- Lo extraordinario de este asunto es la facilidad con la que un magistrado del máximo nivel haya podido poner su dignidad y su carrera en manos de un político bajo sospechas de corrupción familiar más que sórdidas. Yo, de verdad, no logro entender que la sumisión de un jurista pueda llegar tan lejos
«El fiscal general del Estado podrá impartir a sus subordinados las órdenes e instrucciones convenientes al servicio y al ejercicio de las funciones, tanto de carácter general como referidas a asuntos específicos».
En el artículo veinticinco de la ley que regula el Estatuto Orgánico del Ministerio Fiscal no cabe un átomo de ambigüedad.
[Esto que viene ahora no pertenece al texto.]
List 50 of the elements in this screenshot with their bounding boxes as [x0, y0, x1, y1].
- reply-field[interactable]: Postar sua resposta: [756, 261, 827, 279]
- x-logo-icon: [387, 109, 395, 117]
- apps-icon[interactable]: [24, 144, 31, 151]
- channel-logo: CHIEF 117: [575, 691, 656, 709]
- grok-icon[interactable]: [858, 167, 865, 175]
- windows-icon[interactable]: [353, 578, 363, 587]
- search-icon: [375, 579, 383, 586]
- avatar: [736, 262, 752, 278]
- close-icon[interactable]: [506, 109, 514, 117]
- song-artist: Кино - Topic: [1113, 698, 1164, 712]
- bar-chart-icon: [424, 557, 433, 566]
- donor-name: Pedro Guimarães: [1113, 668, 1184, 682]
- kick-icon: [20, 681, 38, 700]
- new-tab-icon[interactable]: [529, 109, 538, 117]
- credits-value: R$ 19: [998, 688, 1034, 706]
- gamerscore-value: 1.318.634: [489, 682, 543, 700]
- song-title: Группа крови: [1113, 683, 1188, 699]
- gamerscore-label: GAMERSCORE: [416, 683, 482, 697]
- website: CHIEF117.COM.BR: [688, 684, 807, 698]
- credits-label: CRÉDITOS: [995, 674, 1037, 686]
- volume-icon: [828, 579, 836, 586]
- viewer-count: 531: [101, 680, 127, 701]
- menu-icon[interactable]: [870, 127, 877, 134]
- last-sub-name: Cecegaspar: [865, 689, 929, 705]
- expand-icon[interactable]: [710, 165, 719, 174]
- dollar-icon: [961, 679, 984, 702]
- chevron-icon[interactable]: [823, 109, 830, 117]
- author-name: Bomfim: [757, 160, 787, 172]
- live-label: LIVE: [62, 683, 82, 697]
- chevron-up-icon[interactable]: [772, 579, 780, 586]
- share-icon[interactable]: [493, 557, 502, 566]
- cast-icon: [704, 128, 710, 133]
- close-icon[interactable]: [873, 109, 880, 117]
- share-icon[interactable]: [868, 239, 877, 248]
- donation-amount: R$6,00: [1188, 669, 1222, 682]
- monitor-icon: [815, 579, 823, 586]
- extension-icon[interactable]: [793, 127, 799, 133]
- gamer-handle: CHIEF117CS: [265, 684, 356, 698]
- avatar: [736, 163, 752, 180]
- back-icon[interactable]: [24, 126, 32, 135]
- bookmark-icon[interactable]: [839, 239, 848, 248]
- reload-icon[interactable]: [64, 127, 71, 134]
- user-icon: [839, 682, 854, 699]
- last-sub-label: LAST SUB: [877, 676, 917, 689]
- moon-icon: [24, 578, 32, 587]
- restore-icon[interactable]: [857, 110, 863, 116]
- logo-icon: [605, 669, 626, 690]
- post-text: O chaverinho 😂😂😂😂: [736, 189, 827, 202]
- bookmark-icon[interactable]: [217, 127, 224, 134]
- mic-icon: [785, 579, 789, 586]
Todos los fiscales en España –todos– actúan por delegación jerárquica y escalonada del vértice que ostenta el fiscal general del Estado. Hasta el más nimio detalle. Hasta la prolija precisión que, de inmediato, ese Estatuto enumera: «Los miembros del Ministerio Fiscal pondrán en conocimiento del fiscal general del Estado los hechos relativos a su misión que por su importancia o trascendencia deba conocer… El fiscal que reciba una orden o instrucción concerniente al servicio y al ejercicio de sus funciones, referida a asuntos específicos, deberá atenerse a las mismas en sus dictámenes».
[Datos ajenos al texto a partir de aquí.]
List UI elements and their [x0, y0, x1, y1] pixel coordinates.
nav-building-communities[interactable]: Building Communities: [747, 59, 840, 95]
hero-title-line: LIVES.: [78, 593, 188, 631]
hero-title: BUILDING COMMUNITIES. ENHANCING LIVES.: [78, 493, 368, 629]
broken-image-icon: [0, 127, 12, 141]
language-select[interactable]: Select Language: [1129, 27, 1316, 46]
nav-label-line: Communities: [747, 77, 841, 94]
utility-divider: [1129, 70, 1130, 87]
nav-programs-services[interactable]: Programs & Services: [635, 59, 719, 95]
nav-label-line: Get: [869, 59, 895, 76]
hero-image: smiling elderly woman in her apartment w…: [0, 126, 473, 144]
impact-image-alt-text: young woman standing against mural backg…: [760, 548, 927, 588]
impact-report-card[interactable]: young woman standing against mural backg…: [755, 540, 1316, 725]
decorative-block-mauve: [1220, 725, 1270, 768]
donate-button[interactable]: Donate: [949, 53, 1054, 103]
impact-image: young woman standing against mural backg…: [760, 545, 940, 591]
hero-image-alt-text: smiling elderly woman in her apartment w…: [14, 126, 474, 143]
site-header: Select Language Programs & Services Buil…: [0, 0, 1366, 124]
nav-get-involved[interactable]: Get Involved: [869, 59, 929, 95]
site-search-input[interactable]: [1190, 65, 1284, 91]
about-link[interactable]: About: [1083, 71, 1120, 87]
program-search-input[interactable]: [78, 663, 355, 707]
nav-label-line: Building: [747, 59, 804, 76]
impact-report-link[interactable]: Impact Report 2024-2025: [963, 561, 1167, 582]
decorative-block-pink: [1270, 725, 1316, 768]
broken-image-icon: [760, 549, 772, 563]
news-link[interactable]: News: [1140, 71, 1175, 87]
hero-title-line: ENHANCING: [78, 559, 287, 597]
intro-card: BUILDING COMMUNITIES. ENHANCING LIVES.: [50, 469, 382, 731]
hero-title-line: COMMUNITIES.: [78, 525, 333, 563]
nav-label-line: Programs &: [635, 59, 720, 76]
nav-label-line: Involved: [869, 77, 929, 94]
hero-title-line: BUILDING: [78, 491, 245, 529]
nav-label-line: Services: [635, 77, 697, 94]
Ese fiscal general, al que la ley erige en todopoderoso rector de la Fiscalía tiene, sin embargo, un humillante talón de Aquiles. El presidente del gobierno no tuvo pudor alguno en proclamarlo: «Y la Fiscalía, ¿de quién depende…? Pues ya está». La Fiscalía depende del fiscal general. Al fiscal general lo nombra el gobierno. En el gobierno manda su presidente… «Pues ya está». En España, a través de su privado fiscal general, todo presidente del gobierno puede permitirse el lujo de mandar en los fiscales. Si quiere hacerlo. Lo que es lo mismo: de violar legalmente el principio inviolable de la autonomía del poder judicial. Porque la Fiscalía es —en la misma medida que la judicatura— poder judicial.
Cuando un fiscal general se ve abocado a sentarse en el banquillo de los acusados, algo rarísimo se produce. La acusación contra aquel que posee el poder absoluto sobre todos y cada uno de los fiscales habrá de ser ejercida por uno de esos subordinados suyos que están obligados siempre a hablar en su nombre y aplicar su criterio. El disparate va mucho más allá de lo jurídico. Para ser un atentado contra la elemental lógica: yo, fiscal general —«en defensa de la legalidad, de los derechos de los ciudadanos y del interés público tutelado por la ley», dicta el artículo primero del Estatuto—, ejerzo y garantizo la acusación contra mí. Y que a nadie le dé la risa. Lo que la estrategia de Álvaro García, bajo mandato inflexible de Pedro Sánchez, plantea es exactamente eso: una burla.
¿Por qué se somete a un magistrado —y por qué se somete un magistrado— a semejante humillación y a un tan deshonroso ridículo? No hay más que una respuesta. Está en el calendario.
Allá por el mes de marzo de 2024, cuando el presunto delito del fiscal general se produce, todo el país está conmocionado por la trama de corrupción tejida en torno a la esposa del presidente del gobierno. Moncloa maquina la operación perfecta: hacer caer sobre su más odiada adversaria política, Isabel Díaz Ayuso, idéntica sospecha a la que acaba de caer sobre Pedro Sánchez. No basta para eso que sobre el cónyuge de la presidente madrileña se cierna la amenaza de Hacienda. Es necesario que la prensa amiga haga resonar al máximo volumen el acontecimiento. Y eso sólo es posible hacerlo mediante violación del secreto sumarial.
El juez instructor, Ángel Hurtado, tras más de un año de investigación, ha concluido que esa violación fue obra directa del fiscal general, Álvaro García Ortiz, por encargo de Presidencia y contando con la complicidad de la fiscal Pilar Rodríguez. El fiscal general —hecho sin precedentes— queda procesado. Sin más horizonte, ya que el de verse sometido a vista oral desde el banquillo.
Lo extraordinario de este asunto es la facilidad con la que un magistrado del máximo nivel haya podido poner su dignidad y su carrera en manos de un político bajo sospechas de corrupción familiar más que sórdidas. Yo, de verdad, no logro entender que la sumisión de un jurista pueda llegar tan lejos. Pero, ¿quién lograría sondear las tinieblas de un alma humana?